A Ciência do Gado

Tantos aí que sabem de tanta coisa, gostava que alguém me explicasse a ciência de andar com gado.

Ao abrir a porta de um curral, as cabras ou as ovelhas têm que ter uma siga para não fazerem mal aos vizinhos do lado, certo?

Bom, porque não é só abrir a porta ao curral das ovelhas e das cabras e cá vão elas. Isto tem que ter um significado.

As ovelhas também têm que ter, bom, o seu jeito.

E isto é assim, eu também não sabia e tive que aprender, o meu patrão ensinou, eu entendi e aprendi.

Dizia, tu fazes esta volta assim assim, depois chegas além, e pões-te lá na partilha, não dizes nada às ovelhas ou então dizes ai, dás um avisozinho, e elas voltam para trás, brandinhas.

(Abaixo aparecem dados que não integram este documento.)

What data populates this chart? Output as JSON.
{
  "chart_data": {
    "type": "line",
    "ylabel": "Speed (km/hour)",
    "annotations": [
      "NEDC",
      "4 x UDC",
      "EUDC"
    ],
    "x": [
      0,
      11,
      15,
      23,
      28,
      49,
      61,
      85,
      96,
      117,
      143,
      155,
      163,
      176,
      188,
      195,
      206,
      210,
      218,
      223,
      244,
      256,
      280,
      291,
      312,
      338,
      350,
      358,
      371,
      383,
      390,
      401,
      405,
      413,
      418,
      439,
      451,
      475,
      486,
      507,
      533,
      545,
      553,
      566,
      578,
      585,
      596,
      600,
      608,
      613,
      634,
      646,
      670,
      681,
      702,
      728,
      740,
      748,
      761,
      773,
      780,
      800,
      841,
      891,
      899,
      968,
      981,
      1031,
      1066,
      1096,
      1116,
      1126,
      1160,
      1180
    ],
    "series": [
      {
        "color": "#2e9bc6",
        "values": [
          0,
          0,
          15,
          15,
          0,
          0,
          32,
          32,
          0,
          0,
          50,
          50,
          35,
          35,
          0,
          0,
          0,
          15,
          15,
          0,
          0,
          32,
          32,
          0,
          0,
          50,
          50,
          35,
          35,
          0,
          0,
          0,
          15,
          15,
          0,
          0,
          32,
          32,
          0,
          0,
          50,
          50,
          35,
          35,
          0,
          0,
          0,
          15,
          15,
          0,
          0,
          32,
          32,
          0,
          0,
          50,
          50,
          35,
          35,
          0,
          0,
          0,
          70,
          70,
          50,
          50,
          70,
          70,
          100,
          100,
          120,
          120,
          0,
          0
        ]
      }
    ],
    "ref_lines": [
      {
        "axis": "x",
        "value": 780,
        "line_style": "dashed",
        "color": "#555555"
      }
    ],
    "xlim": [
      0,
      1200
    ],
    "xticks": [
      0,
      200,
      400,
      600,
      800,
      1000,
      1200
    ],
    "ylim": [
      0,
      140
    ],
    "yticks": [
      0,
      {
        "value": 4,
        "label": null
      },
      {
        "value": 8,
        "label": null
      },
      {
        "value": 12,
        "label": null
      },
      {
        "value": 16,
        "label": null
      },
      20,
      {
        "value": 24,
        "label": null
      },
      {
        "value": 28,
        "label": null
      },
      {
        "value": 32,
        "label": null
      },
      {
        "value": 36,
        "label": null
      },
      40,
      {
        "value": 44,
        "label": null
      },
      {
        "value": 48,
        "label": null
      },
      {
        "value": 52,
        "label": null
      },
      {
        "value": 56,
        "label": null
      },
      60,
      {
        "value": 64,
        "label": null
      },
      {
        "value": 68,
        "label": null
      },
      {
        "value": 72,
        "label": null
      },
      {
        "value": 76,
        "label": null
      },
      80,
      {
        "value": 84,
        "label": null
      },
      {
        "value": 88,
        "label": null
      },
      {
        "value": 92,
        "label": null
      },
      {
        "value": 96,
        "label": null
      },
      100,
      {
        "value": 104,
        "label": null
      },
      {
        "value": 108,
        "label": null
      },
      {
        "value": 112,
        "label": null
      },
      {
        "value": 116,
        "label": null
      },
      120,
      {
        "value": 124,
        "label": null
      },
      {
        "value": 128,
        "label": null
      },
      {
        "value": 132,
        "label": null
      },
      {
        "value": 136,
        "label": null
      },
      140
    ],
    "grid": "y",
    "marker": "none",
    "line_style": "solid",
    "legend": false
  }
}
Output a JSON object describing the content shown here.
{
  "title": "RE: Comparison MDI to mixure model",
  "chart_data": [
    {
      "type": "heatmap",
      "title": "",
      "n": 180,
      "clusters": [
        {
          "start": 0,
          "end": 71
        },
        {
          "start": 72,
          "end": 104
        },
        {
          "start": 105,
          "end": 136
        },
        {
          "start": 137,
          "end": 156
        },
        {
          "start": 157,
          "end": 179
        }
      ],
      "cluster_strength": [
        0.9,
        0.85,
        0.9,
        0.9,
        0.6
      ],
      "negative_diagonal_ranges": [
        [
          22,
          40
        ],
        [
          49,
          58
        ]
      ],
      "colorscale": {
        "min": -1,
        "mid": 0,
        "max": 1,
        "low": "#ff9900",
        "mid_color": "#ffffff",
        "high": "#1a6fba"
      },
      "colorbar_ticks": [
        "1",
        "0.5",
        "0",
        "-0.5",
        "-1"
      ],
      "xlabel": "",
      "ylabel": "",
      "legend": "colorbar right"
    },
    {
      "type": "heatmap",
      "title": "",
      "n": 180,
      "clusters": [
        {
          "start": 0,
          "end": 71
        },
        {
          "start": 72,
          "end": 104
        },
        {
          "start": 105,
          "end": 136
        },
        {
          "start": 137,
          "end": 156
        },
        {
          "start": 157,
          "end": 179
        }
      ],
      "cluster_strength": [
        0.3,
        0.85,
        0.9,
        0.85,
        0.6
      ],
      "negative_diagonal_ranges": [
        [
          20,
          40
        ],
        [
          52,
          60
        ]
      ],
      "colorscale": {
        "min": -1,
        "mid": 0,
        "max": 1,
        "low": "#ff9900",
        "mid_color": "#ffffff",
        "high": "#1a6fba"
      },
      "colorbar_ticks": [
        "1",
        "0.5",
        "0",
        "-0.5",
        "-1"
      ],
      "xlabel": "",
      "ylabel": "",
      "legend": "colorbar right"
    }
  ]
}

Quer dizer, para dar conta do recado eu não preciso de cão, consta-se que quando eu vejo o gado repartido, que nem todas se juntam, eu daqui onde estou agora volto-as.

Gosto muito de gado e então é assim, estou aqui e digo, olha, aquelas vão mal por ali abaixo, à procura das outras e não se encontram. Eu de casa digo “Maravilha!” vai-te lá acima! As malatas ouvem a voz e param além e dalém para a frente já não avançam, depois digo, vai-te lá acima, e elas voltam e vão ter com as outras, sem que a cadela precise de lá se assomar.

A gente ser moioral não é fácil, não sei se sabem, penso que não haja aqui alguém que tivesse guardado gado sem ser eu.

Em chovendo, quando Deus a mandava, não havia nada nem sítio por onde me esconder, nada! Vestia o fato de oleado, abalava com fome, bastas vezes não comia e eu daqui cismo, se tivesses cinquenta ou dez ovelhas, abrias-lhes a porta e para onde ias com as ovelhas?

Pois não sei, tu saberás, dizes-me tu. É a tua ciência.

De noite, andando sem lua, sem nada, trazendo o balde da comida para os cães comerem de noite, ali não havia mais nada, mais nada, não havia luz, nada, só eu, um moiral no campo, poucos haveriam de lá estar, nem as bruxas lá quereriam andar.

Medo? Só de me perder na névoa cerrada ou dos javardos, dos porcos, tive que ter coragem, força de vontade e ir em frente, às vezes parava só para ouvir o soar dos meus passos na erva geada, gretada do gelo.

O medo são ilusões, a pessoa mete coisas na cabeça, quem pensa assim em medo, pensa errado.

Ora suponhamos que tenho as ovelhas naquela umbria, sem rede, sem nada, eu estou aqui e há uma que se mexe, se lhe ouve o chocalho, outras há que se vão mexendo ou estão lá atrás e eu digo assim, estão-se mexendo, alguma coisa além se passa, tenho que ir a ver com um fóxe, tenho que ir a ver, não?

Vou a ver, dou a volta ao cerro, a volta ao cerro, não dou volta ao rebanho, só dou volta ao cerro em redor do rebanho, vejo, está tudo bem, tudo aperaltado, mas depois já não estou com sentido no sono, estou com sentido que elas abalem, porque estou deitado mas não estou sossegado, estou naquela coisa que não é estar comigo.